TWI Industrial Member Report Summary 907/2008
By C Blignault
Friction stir welding (FSW) is a relatively new welding technology, which has been rapidly developed and implemented throughout the world, since its invention by TWI in 1991. Control methods for FSW have also developed rapidly during this period, and a number of different systems have been produced by various FSW machine manufacturers and process users. Such systems usually act to control one of the key welding parameters, most commonly z-axis position or force (although systems that control x-axis force, z-axis torque, or weld/tool temperature have also been demonstrated). A review of these different control approaches is timely in order to provide guidelines for process users on the most appropriate choice of system for a given FSW application.

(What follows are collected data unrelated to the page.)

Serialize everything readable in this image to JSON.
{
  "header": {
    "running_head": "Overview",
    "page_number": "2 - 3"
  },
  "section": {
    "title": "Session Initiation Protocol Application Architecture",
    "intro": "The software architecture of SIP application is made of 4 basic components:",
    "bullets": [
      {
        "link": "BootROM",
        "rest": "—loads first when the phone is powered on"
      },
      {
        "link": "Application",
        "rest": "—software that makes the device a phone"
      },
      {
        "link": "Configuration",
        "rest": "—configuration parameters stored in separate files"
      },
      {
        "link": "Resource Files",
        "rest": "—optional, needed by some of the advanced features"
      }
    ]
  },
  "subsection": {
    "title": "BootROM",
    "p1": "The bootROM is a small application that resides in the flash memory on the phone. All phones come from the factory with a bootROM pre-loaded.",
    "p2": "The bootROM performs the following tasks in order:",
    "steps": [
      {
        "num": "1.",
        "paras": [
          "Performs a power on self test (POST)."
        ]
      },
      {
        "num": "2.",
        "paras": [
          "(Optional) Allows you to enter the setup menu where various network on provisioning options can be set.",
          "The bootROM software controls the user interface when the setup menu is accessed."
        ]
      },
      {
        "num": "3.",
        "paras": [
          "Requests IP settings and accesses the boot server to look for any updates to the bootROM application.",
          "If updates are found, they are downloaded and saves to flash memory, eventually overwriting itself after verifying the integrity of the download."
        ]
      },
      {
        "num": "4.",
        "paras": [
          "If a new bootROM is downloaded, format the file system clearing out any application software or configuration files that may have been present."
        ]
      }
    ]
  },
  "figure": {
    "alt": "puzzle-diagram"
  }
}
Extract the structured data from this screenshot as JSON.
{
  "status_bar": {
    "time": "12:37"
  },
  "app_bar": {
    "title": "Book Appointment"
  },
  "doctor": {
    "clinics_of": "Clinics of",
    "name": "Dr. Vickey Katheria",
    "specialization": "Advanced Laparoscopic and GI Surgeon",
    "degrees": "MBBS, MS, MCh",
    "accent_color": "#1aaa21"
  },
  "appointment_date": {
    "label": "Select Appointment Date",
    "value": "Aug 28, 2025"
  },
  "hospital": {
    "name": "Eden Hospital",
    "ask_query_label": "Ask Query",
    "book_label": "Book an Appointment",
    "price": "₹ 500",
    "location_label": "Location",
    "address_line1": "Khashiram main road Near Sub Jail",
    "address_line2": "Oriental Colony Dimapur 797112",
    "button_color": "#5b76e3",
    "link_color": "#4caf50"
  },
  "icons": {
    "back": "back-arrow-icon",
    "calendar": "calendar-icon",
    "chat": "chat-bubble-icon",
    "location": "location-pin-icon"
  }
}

Process management and quality control (QC) for FSW is also a developing area for this relatively new technology. FSW is a solid-phase welding technology, and as such is capable of generating relatively unusual flaws and/or defects, which can prove to be very challenging for conventional weld NDT methods. A summary of the potential flaws that can occur in FSW, and the capabilities of current NDT systems are given in the Appendix of this report. In the absence of fully established NDT procedures for FSW, significant attention has been given to process monitoring systems. A range of monitoring and process management approaches are currently applied by industrial users of the process, but relatively little published information on these systems is available. Monitoring and control systems developed by research institutions range from basic force measurement units to more sophisticated adaptive control equipment. Advanced monitoring and control of the FSW process, and the use of such data in QC are still not well understood or standardised, therefore, scope exists to review and summarise the current state-of-the-art in this area.

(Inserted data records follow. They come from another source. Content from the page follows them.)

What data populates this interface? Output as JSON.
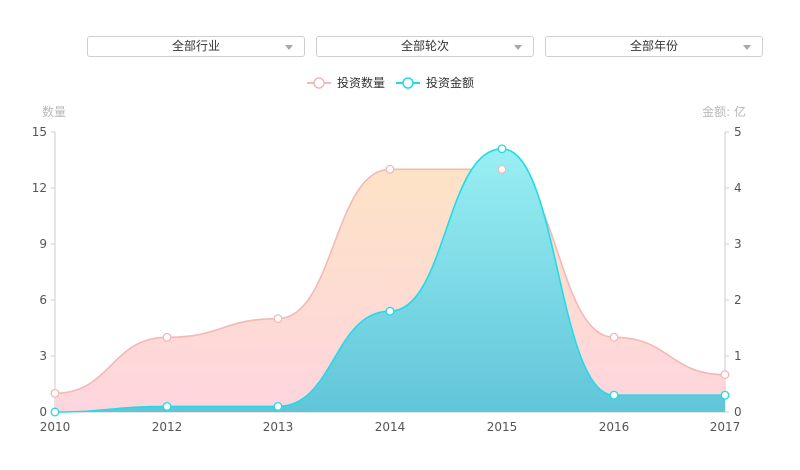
{
  "filters": [
    {
      "label": "全部行业"
    },
    {
      "label": "全部轮次"
    },
    {
      "label": "全部年份"
    }
  ],
  "colors": {
    "count_line": "#f3b8b8",
    "count_fill_top": "#fde3c6",
    "count_fill_bottom": "#fed5de",
    "amount_line": "#22dbe6",
    "amount_fill_top": "#99eff3",
    "amount_fill_bottom": "#61c5d9"
  },
  "chart_data": {
    "type": "area",
    "x": [
      "2010",
      "2012",
      "2013",
      "2014",
      "2015",
      "2016",
      "2017"
    ],
    "series": [
      {
        "name": "投资数量",
        "axis": "left",
        "values": [
          1,
          4,
          5,
          13,
          13,
          4,
          2
        ]
      },
      {
        "name": "投资金额",
        "axis": "right",
        "values": [
          0,
          0.1,
          0.1,
          1.8,
          4.7,
          0.3,
          0.3
        ]
      }
    ],
    "y_left": {
      "name": "数量",
      "ylim": [
        0,
        15
      ],
      "ticks": [
        0,
        3,
        6,
        9,
        12,
        15
      ]
    },
    "y_right": {
      "name": "金额: 亿",
      "ylim": [
        0,
        5
      ],
      "ticks": [
        0,
        1,
        2,
        3,
        4,
        5
      ]
    },
    "legend_position": "top-center",
    "grid": false,
    "smooth": true
  }
}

In addition to a review of current practices for FSW management and control this Core Research Project (CRP) will investigate the measurement and interpretation of multiple process parameters such as tool forces, temperature and torque by means of a precision in-situ monitoring system. A new advanced FSW monitoring system will be built and demonstrated as part of this programme. The intention is to use the data obtained by the new system to better explain tool performance and interactions within the weld region. Force, torque and temperature traces can be used to establish a reference against which welding parameters can be compared. These relationships can potentially be used in future by control algorithms, which will make the optimisation of process parameters, and in turn weld quality during real-time applications possible.
In summary, FSW process monitoring and QC is important to:
- Provide a degree of confidence that repeatable welds are being produced, especially for critical applications.
- Assist with the scientific understanding of process dynamics and tool performance.
- Assist with optimisation of tool designs and process parameters.
- Record data and provide feedback on the machine and process conditions.
- Aid with the specification of new FSW equipment.
- Review the possible methods for control of the FSW process and to provide technical guidance on the most appropriate approach for common FSW applications.
- Design and build an advanced process monitoring system to assist with process investigation and quality control in FSW.